Leon Huxtable is a Schools and Community Educator at Sexual Health Victoria. He was awarded a Master of Education (Student Wellbeing) from The University of Melbourne in 2019, and he was awarded a Bachelor of Arts/Bachelor of Education (Secondary) from The University of New South Wales in 2014. Leon has worked at Sexual Health Victoria since 2022, and was previously a secondary school teacher working in New South Wales and Victoria. His research interests include education around sexual content online, and developing national standards for Comprehensive Sexuality Education in Australia.
Mhairi is a youth practitioner with over a decade’s experience in working with young people in education, online communities, and youth engagement. She’s passionate about centralising the voices and experiences of young people to create solutions that genuinely work for them. In her work at the Daniel Morcombe Foundation, Mhairi works closely with Young Advisors and subject matter experts in a highly collaborative process to develop educational resources for adolescents, focusing on image-based abuse and pornography. She has worked in classrooms with young people; developed respectful relationships and consent educational programs; lead moderation and safeguarding for the UK’s largest online student community, including focusing on health and wellbeing; and contributed as a student wellbeing expert in the UK to the UPP Foundation’s Student Futures Commission.

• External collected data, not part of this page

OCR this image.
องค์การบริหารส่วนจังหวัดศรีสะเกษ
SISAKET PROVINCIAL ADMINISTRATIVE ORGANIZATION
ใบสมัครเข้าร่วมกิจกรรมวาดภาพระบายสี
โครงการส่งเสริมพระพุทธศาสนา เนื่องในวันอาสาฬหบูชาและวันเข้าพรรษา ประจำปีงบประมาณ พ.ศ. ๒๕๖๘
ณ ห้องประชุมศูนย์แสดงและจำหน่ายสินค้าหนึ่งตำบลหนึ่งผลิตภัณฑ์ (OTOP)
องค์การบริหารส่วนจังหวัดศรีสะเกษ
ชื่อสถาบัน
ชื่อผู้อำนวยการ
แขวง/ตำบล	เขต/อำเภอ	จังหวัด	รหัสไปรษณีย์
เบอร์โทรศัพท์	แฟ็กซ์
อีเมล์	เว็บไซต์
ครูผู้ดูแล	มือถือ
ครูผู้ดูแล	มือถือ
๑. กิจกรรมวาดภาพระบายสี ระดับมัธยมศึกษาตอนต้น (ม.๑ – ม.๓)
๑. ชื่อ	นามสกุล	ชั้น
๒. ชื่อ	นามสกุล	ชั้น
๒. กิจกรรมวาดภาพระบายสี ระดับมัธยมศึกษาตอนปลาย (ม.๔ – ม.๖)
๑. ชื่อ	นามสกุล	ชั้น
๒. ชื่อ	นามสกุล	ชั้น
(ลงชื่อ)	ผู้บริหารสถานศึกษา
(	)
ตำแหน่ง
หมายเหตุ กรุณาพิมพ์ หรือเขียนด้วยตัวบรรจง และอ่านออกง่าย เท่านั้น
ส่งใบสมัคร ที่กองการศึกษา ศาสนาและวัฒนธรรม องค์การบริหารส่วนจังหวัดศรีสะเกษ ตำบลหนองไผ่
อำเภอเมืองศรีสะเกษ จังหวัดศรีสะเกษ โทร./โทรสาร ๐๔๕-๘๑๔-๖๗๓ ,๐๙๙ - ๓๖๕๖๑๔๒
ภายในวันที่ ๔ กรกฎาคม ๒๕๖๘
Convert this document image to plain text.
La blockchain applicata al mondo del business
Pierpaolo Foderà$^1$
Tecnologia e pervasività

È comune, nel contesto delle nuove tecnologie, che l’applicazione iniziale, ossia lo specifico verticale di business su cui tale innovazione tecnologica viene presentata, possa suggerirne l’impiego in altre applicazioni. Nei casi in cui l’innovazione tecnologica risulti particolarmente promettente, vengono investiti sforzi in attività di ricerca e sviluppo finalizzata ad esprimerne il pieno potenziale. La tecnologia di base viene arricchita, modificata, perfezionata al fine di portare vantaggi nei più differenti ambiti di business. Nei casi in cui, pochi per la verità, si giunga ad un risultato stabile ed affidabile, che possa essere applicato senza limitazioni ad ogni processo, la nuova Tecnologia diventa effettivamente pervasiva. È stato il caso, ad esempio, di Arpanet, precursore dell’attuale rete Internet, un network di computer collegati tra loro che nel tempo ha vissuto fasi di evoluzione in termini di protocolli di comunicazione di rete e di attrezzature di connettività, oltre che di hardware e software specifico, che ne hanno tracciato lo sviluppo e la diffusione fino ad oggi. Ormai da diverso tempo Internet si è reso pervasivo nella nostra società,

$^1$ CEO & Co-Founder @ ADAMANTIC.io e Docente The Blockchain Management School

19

Dr Madison Godfrey (they/them) is a researcher, editor, educator, and author working across the areas of creative writing, gender, fandom, and sexology. Their second book, Dress Rehearsals (Allen & Unwin, 2023) was celebrated as one of the best books of 2023 by The Guardian and The West Australian. Madison is a previous recipient of a Creative Research Fellowship from the Forrest Research Foundation and a WA Youth Award for ‘Creative Contributions’ to the state. Their PhD, achieved at Curtin University, was recognised by a Vice Chancellor’s Commendation and the 2023 Niall Lucy Award.